A Guerra Híbrida e seus significados
A disputa entre Petro e Trump é um exemplo emblemático de como a guerra híbrida opera em múltiplos níveis. De um lado, temos a pressão econômica, com as sanções funcionando como uma ferramenta para forçar mudanças políticas em governos considerados desafiadores pelos Estados Unidos. De outro, a batalha narrativa, na qual declarações simbólicas como a de Petro tentam galvanizar apoio interno e internacional, mas muitas vezes esbarram nos limites impostos por relações de poder desiguais.
A vitória de Trump nesse episódio não se limita à suspensão das sanções. Ela também reforça a percepção de que o aparato de influência dos Estados Unidos – que combina sanções, alianças estratégicas e uma narrativa de autoridade moral – ainda é uma força praticamente incontestável no hemisfério ocidental. Para Petro, o episódio representa uma derrota significativa, minando sua tentativa de consolidar um discurso de autonomia em um contexto global onde as relações de dependência permanecem profundamente enraizadas.
A batalha entre Gustavo Petro e Donald Trump é um reflexo das tensões que definem a política global contemporânea.

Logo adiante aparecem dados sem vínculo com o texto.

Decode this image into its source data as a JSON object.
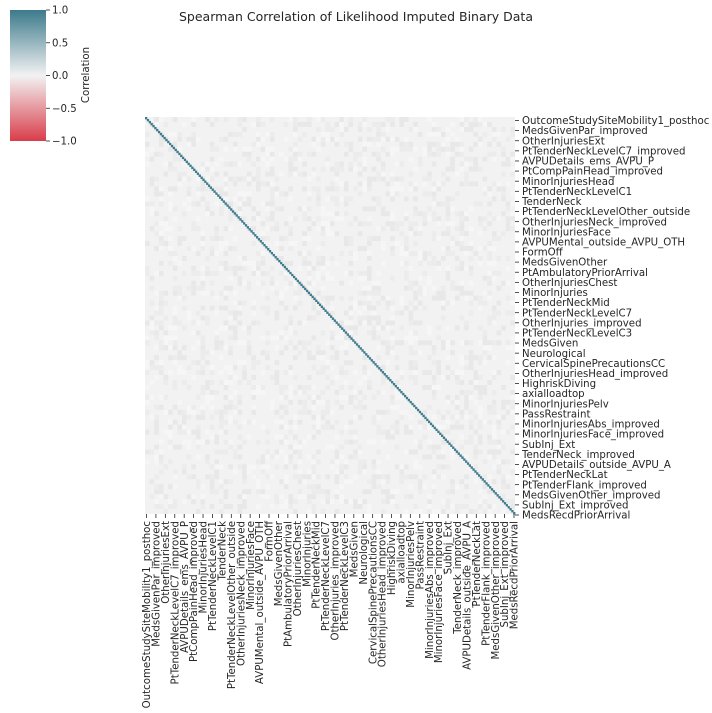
{
  "chart_data": {
    "type": "heatmap",
    "title": "Spearman Correlation of Likelihood Imputed Binary Data",
    "colorbar": {
      "label": "Correlation",
      "range": [
        -1.0,
        1.0
      ],
      "ticks": [
        "1.0",
        "0.5",
        "0.0",
        "−0.5",
        "−1.0"
      ],
      "colors": {
        "positive": "#3c7a8c",
        "neutral": "#f2f2f2",
        "negative": "#d93d4a"
      }
    },
    "matrix_description_values": {
      "diagonal": 1.0,
      "off_diagonal": 0.0
    },
    "row_labels": [
      "OutcomeStudySiteMobility1_posthoc",
      "MedsGivenPar_improved",
      "OtherInjuriesExt",
      "PtTenderNeckLevelC7_improved",
      "AVPUDetails_ems_AVPU_P",
      "PtCompPainHead_improved",
      "MinorInjuriesHead",
      "PtTenderNeckLevelC1",
      "TenderNeck",
      "PtTenderNeckLevelOther_outside",
      "OtherInjuriesNeck_improved",
      "MinorInjuriesFace",
      "AVPUMental_outside_AVPU_OTH",
      "FormOff",
      "MedsGivenOther",
      "PtAmbulatoryPriorArrival",
      "OtherInjuriesChest",
      "MinorInjuries",
      "PtTenderNeckMid",
      "PtTenderNeckLevelC7",
      "OtherInjuries_improved",
      "PtTenderNeckLevelC3",
      "MedsGiven",
      "Neurological",
      "CervicalSpinePrecautionsCC",
      "OtherInjuriesHead_improved",
      "HighriskDiving",
      "axialloadtop",
      "MinorInjuriesPelv",
      "PassRestraint",
      "MinorInjuriesAbs_improved",
      "MinorInjuriesFace_improved",
      "SubInj_Ext",
      "TenderNeck_improved",
      "AVPUDetails_outside_AVPU_A",
      "PtTenderNeckLat",
      "PtTenderFlank_improved",
      "MedsGivenOther_improved",
      "SubInj_Ext_improved",
      "MedsRecdPriorArrival"
    ],
    "col_labels": [
      "OutcomeStudySiteMobility1_posthoc",
      "MedsGivenPar_improved",
      "OtherInjuriesExt",
      "PtTenderNeckLevelC7_improved",
      "AVPUDetails_ems_AVPU_P",
      "PtCompPainHead_improved",
      "MinorInjuriesHead",
      "PtTenderNeckLevelC1",
      "TenderNeck",
      "PtTenderNeckLevelOther_outside",
      "OtherInjuriesNeck_improved",
      "MinorInjuriesFace",
      "AVPUMental_outside_AVPU_OTH",
      "FormOff",
      "MedsGivenOther",
      "PtAmbulatoryPriorArrival",
      "OtherInjuriesChest",
      "MinorInjuries",
      "PtTenderNeckMid",
      "PtTenderNeckLevelC7",
      "OtherInjuries_improved",
      "PtTenderNeckLevelC3",
      "MedsGiven",
      "Neurological",
      "CervicalSpinePrecautionsCC",
      "OtherInjuriesHead_improved",
      "HighriskDiving",
      "axialloadtop",
      "MinorInjuriesPelv",
      "PassRestraint",
      "MinorInjuriesAbs_improved",
      "MinorInjuriesFace_improved",
      "SubInj_Ext",
      "TenderNeck_improved",
      "AVPUDetails_outside_AVPU_A",
      "PtTenderNeckLat",
      "PtTenderFlank_improved",
      "MedsGivenOther_improved",
      "SubInj_Ext_improved",
      "MedsRecdPriorArrival"
    ],
    "grid": false,
    "legend": "top-left colorbar"
  }
}
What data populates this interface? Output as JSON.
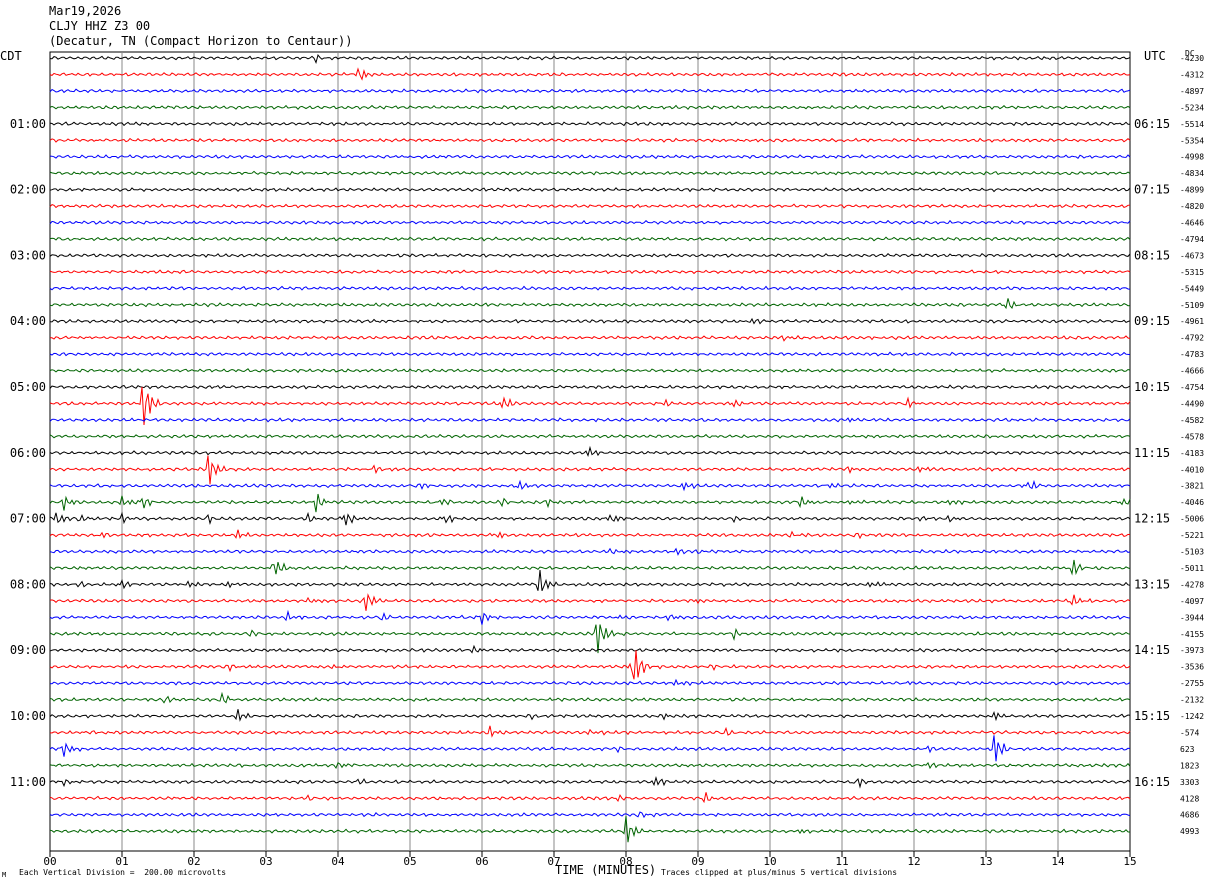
{
  "header": {
    "date": "Mar19,2026",
    "station": "CLJY HHZ Z3 00",
    "location": "(Decatur, TN (Compact Horizon to Centaur))"
  },
  "labels": {
    "left_tz": "CDT",
    "right_tz": "UTC",
    "dc": "DC",
    "x_axis_title": "TIME (MINUTES)",
    "division_note": "Each Vertical Division =  200.00 microvolts",
    "clip_note": "Traces clipped at plus/minus 5 vertical divisions",
    "corner_mark": "M"
  },
  "colors": {
    "trace_cycle": [
      "#000000",
      "#ff0000",
      "#0000ff",
      "#006400"
    ],
    "grid": "#888888"
  },
  "chart_data": {
    "type": "line",
    "x_range": [
      0,
      15
    ],
    "x_ticks": [
      "00",
      "01",
      "02",
      "03",
      "04",
      "05",
      "06",
      "07",
      "08",
      "09",
      "10",
      "11",
      "12",
      "13",
      "14",
      "15"
    ],
    "trace_count": 48,
    "trace_interval_minutes": 15,
    "left_time_labels": [
      {
        "trace": 4,
        "label": "01:00"
      },
      {
        "trace": 8,
        "label": "02:00"
      },
      {
        "trace": 12,
        "label": "03:00"
      },
      {
        "trace": 16,
        "label": "04:00"
      },
      {
        "trace": 20,
        "label": "05:00"
      },
      {
        "trace": 24,
        "label": "06:00"
      },
      {
        "trace": 28,
        "label": "07:00"
      },
      {
        "trace": 32,
        "label": "08:00"
      },
      {
        "trace": 36,
        "label": "09:00"
      },
      {
        "trace": 40,
        "label": "10:00"
      },
      {
        "trace": 44,
        "label": "11:00"
      }
    ],
    "right_time_labels": [
      {
        "trace": 4,
        "label": "06:15"
      },
      {
        "trace": 8,
        "label": "07:15"
      },
      {
        "trace": 12,
        "label": "08:15"
      },
      {
        "trace": 16,
        "label": "09:15"
      },
      {
        "trace": 20,
        "label": "10:15"
      },
      {
        "trace": 24,
        "label": "11:15"
      },
      {
        "trace": 28,
        "label": "12:15"
      },
      {
        "trace": 32,
        "label": "13:15"
      },
      {
        "trace": 36,
        "label": "14:15"
      },
      {
        "trace": 40,
        "label": "15:15"
      },
      {
        "trace": 44,
        "label": "16:15"
      }
    ],
    "dc_offsets": [
      "-4230",
      "-4312",
      "-4897",
      "-5234",
      "-5514",
      "-5354",
      "-4998",
      "-4834",
      "-4899",
      "-4820",
      "-4646",
      "-4794",
      "-4673",
      "-5315",
      "-5449",
      "-5109",
      "-4961",
      "-4792",
      "-4783",
      "-4666",
      "-4754",
      "-4490",
      "-4582",
      "-4578",
      "-4183",
      "-4010",
      "-3821",
      "-4046",
      "-5006",
      "-5221",
      "-5103",
      "-5011",
      "-4278",
      "-4097",
      "-3944",
      "-4155",
      "-3973",
      "-3536",
      "-2755",
      "-2132",
      "-1242",
      "-574",
      "623",
      "1823",
      "3303",
      "4128",
      "4686",
      "4993"
    ],
    "events": [
      [
        3.7,
        0,
        0.6
      ],
      [
        4.3,
        1,
        1.2
      ],
      [
        13.3,
        15,
        0.8
      ],
      [
        9.7,
        16,
        0.7
      ],
      [
        10.2,
        17,
        0.5
      ],
      [
        1.3,
        21,
        3.5
      ],
      [
        6.3,
        21,
        1.0
      ],
      [
        8.5,
        21,
        0.5
      ],
      [
        9.5,
        21,
        0.4
      ],
      [
        11.9,
        21,
        0.6
      ],
      [
        15.0,
        21,
        0.5
      ],
      [
        11.1,
        22,
        0.5
      ],
      [
        7.5,
        24,
        0.7
      ],
      [
        2.2,
        25,
        2.5
      ],
      [
        4.5,
        25,
        0.6
      ],
      [
        11.1,
        25,
        0.5
      ],
      [
        12.1,
        25,
        0.5
      ],
      [
        5.1,
        26,
        0.6
      ],
      [
        6.5,
        26,
        0.6
      ],
      [
        8.8,
        26,
        0.6
      ],
      [
        10.8,
        26,
        0.6
      ],
      [
        13.6,
        26,
        0.7
      ],
      [
        0.2,
        27,
        1.0
      ],
      [
        1.0,
        27,
        0.8
      ],
      [
        1.3,
        27,
        0.8
      ],
      [
        3.7,
        27,
        1.3
      ],
      [
        5.4,
        27,
        0.7
      ],
      [
        6.3,
        27,
        0.6
      ],
      [
        6.9,
        27,
        0.5
      ],
      [
        10.4,
        27,
        0.8
      ],
      [
        11.1,
        27,
        0.5
      ],
      [
        12.5,
        27,
        0.6
      ],
      [
        14.9,
        27,
        0.6
      ],
      [
        0.1,
        28,
        1.2
      ],
      [
        0.4,
        28,
        0.6
      ],
      [
        1.0,
        28,
        0.5
      ],
      [
        2.2,
        28,
        0.5
      ],
      [
        3.6,
        28,
        0.7
      ],
      [
        4.1,
        28,
        1.0
      ],
      [
        5.5,
        28,
        0.6
      ],
      [
        7.8,
        28,
        0.8
      ],
      [
        9.5,
        28,
        0.4
      ],
      [
        12.1,
        28,
        0.4
      ],
      [
        12.5,
        28,
        0.4
      ],
      [
        0.7,
        29,
        0.5
      ],
      [
        2.6,
        29,
        0.7
      ],
      [
        6.2,
        29,
        0.6
      ],
      [
        10.3,
        29,
        0.5
      ],
      [
        11.2,
        29,
        0.5
      ],
      [
        7.8,
        30,
        0.6
      ],
      [
        8.7,
        30,
        0.5
      ],
      [
        9.0,
        30,
        0.4
      ],
      [
        3.1,
        31,
        1.6
      ],
      [
        14.2,
        31,
        1.3
      ],
      [
        0.4,
        32,
        0.5
      ],
      [
        1.0,
        32,
        0.5
      ],
      [
        1.9,
        32,
        0.7
      ],
      [
        2.5,
        32,
        0.4
      ],
      [
        6.8,
        32,
        1.8
      ],
      [
        11.4,
        32,
        0.5
      ],
      [
        3.6,
        33,
        0.5
      ],
      [
        4.4,
        33,
        1.6
      ],
      [
        9.0,
        33,
        0.4
      ],
      [
        14.2,
        33,
        0.8
      ],
      [
        3.3,
        34,
        0.8
      ],
      [
        4.6,
        34,
        0.6
      ],
      [
        6.0,
        34,
        0.8
      ],
      [
        7.9,
        34,
        0.4
      ],
      [
        8.6,
        34,
        0.4
      ],
      [
        2.8,
        35,
        0.5
      ],
      [
        7.6,
        35,
        2.8
      ],
      [
        9.5,
        35,
        0.6
      ],
      [
        5.9,
        36,
        0.6
      ],
      [
        2.5,
        37,
        0.5
      ],
      [
        3.9,
        37,
        0.4
      ],
      [
        8.1,
        37,
        3.5
      ],
      [
        9.2,
        37,
        0.4
      ],
      [
        8.7,
        38,
        0.6
      ],
      [
        11.9,
        38,
        0.4
      ],
      [
        1.6,
        39,
        0.5
      ],
      [
        2.4,
        39,
        0.9
      ],
      [
        10.8,
        39,
        0.3
      ],
      [
        2.6,
        40,
        1.0
      ],
      [
        6.7,
        40,
        0.4
      ],
      [
        8.5,
        40,
        0.5
      ],
      [
        13.1,
        40,
        0.7
      ],
      [
        0.4,
        41,
        0.4
      ],
      [
        6.1,
        41,
        1.0
      ],
      [
        7.5,
        41,
        0.5
      ],
      [
        9.4,
        41,
        0.5
      ],
      [
        0.2,
        42,
        1.0
      ],
      [
        7.9,
        42,
        0.4
      ],
      [
        12.2,
        42,
        0.4
      ],
      [
        13.1,
        42,
        2.6
      ],
      [
        4.0,
        43,
        0.4
      ],
      [
        12.2,
        43,
        0.4
      ],
      [
        0.2,
        44,
        0.4
      ],
      [
        4.3,
        44,
        0.4
      ],
      [
        8.4,
        44,
        0.8
      ],
      [
        11.2,
        44,
        0.8
      ],
      [
        3.6,
        45,
        0.4
      ],
      [
        7.9,
        45,
        0.4
      ],
      [
        9.1,
        45,
        0.6
      ],
      [
        8.2,
        46,
        0.5
      ],
      [
        8.0,
        47,
        2.0
      ],
      [
        10.4,
        47,
        0.4
      ]
    ]
  }
}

Embora Petro tenha buscado desafiar o peso da hegemonia norte-americana com um discurso de resistência, as limitações impostas por fatores estruturais o levaram a um recuo que fortaleceu a narrativa de Trump. Esse episódio destaca não apenas as dinâmicas de poder desiguais, mas também os desafios enfrentados por líderes que tentam navegar entre o simbolismo da resistência e as realidades pragmáticas de um sistema internacional dominado por potências consolidadas.